Massive dataset - Need optimization advice

Saad · March 23, 2020, 8:18am

Hi,

I have a project which has gathered a massive number of form submissions, around 100k+. Each form has 4 or more images as well. On hard disk, it has taken over 300GB of data, and increasing. The problem now is that this huge amount of data is going beyond the max limits of a lot of resources. I have been increasing server CPU power and memory consistently (on cloud), but it has reached to a point where now tomcat is giving up.

I need advice on following challenges:

How to manage such huge amount of data, going forward? Even when I open aggregate, it takes eternity to open, due to image loading.
Can I offload the saved data somewhere to make space for new incoming data, and make the server lighter? I usually take backup via briefcase. But then again, briefcase only helps me take a backup, and i still need to put the data somewhere to extract it properly (make CSV, visualize on map). Maybe a separate standalone offline aggregate?
Extending point 2 above, is it possible to push the data from briefcase to another aggregate server, which does not have the URL of main project (since primary URL goes to the main server of course!)
Is there any load-balancing mechanism I can put in? At which level (aggregate, tomcat, etc.)? I am using AWS cloud.

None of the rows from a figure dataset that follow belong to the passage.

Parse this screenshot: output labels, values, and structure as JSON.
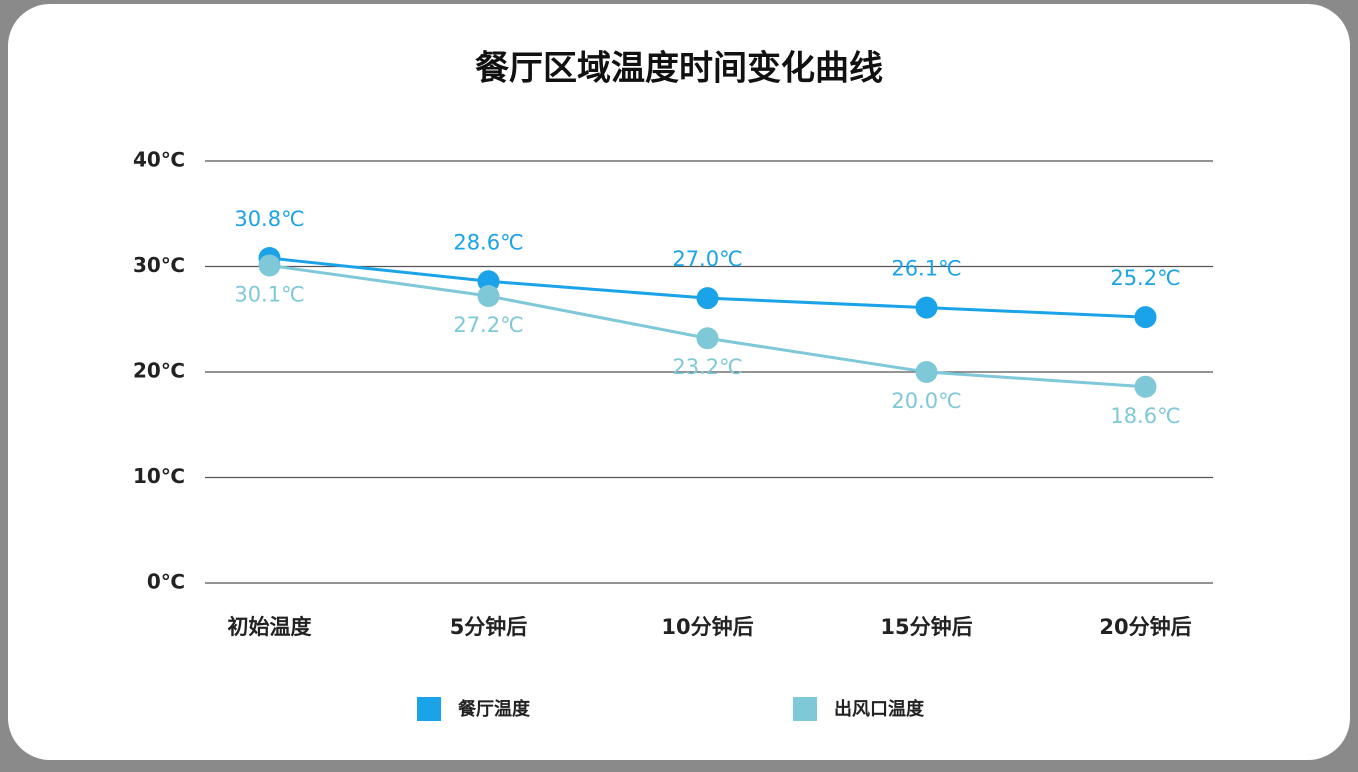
{
  "chart_data": {
    "type": "line",
    "title": "餐厅区域温度时间变化曲线",
    "categories": [
      "初始温度",
      "5分钟后",
      "10分钟后",
      "15分钟后",
      "20分钟后"
    ],
    "series": [
      {
        "name": "餐厅温度",
        "color": "#1aa3e8",
        "values": [
          30.8,
          28.6,
          27.0,
          26.1,
          25.2
        ],
        "value_labels": [
          "30.8℃",
          "28.6℃",
          "27.0℃",
          "26.1℃",
          "25.2℃"
        ]
      },
      {
        "name": "出风口温度",
        "color": "#7ec8d8",
        "values": [
          30.1,
          27.2,
          23.2,
          20.0,
          18.6
        ],
        "value_labels": [
          "30.1℃",
          "27.2℃",
          "23.2℃",
          "20.0℃",
          "18.6℃"
        ]
      }
    ],
    "ylim": [
      0,
      40
    ],
    "yticks": [
      {
        "value": 0,
        "label": "0℃"
      },
      {
        "value": 10,
        "label": "10℃"
      },
      {
        "value": 20,
        "label": "20℃"
      },
      {
        "value": 30,
        "label": "30℃"
      },
      {
        "value": 40,
        "label": "40℃"
      }
    ],
    "grid": true
  }
}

And the final question: Can ODK central help in any such scenario or massive data handling? I have been delaying learning ODK central for some time now, but if it is the way forward, then now is the time for me to do it.

Many thanks!
Saad

LN · March 25, 2020, 9:40pm

Hi @Saad and thanks for jumping in to offer support to others. I'd certainly love to learn more about your project in the Showcase when you have a moment.

Roughly how big is each image that is collected? Are you familiar with the max-pixel attribute that makes it possible to force a scale-down of images as they are taken? Most devices today take huge pictures which is great when they need to be printed but is unnecessary in most data-collection contexts. Collect also has a corresponding setting that can be changed without needing to deploy a form update.

Yes, it is possible to use Briefcase to push data to another Aggregate server, either locally or at another URL. If the documentation isn't enough to help you do that, please start a new topic. I also see you are concerned about subsequent analysis when trying to decide which direction to go in. Can you describe your analysis pipeline?

I don't have experience with how to identify the layer to target but @yanokwa may have suggestions.

Yes. Central does minimal processing of submissions as they come in which ensures it can handle a lot of data coming in at the same time with minimal resource usage. It only shows a subset of submission data on the website and does not load all images so that view also remains fast even with large datasets. We recommend doing analysis through the OData feed which is live-updating and should also remain fast. Here again, describing your desired analysis would help us guide you towards a good solution.

One thing you could do is set up Central locally and use Briefcase to push your dataset to it to try it out.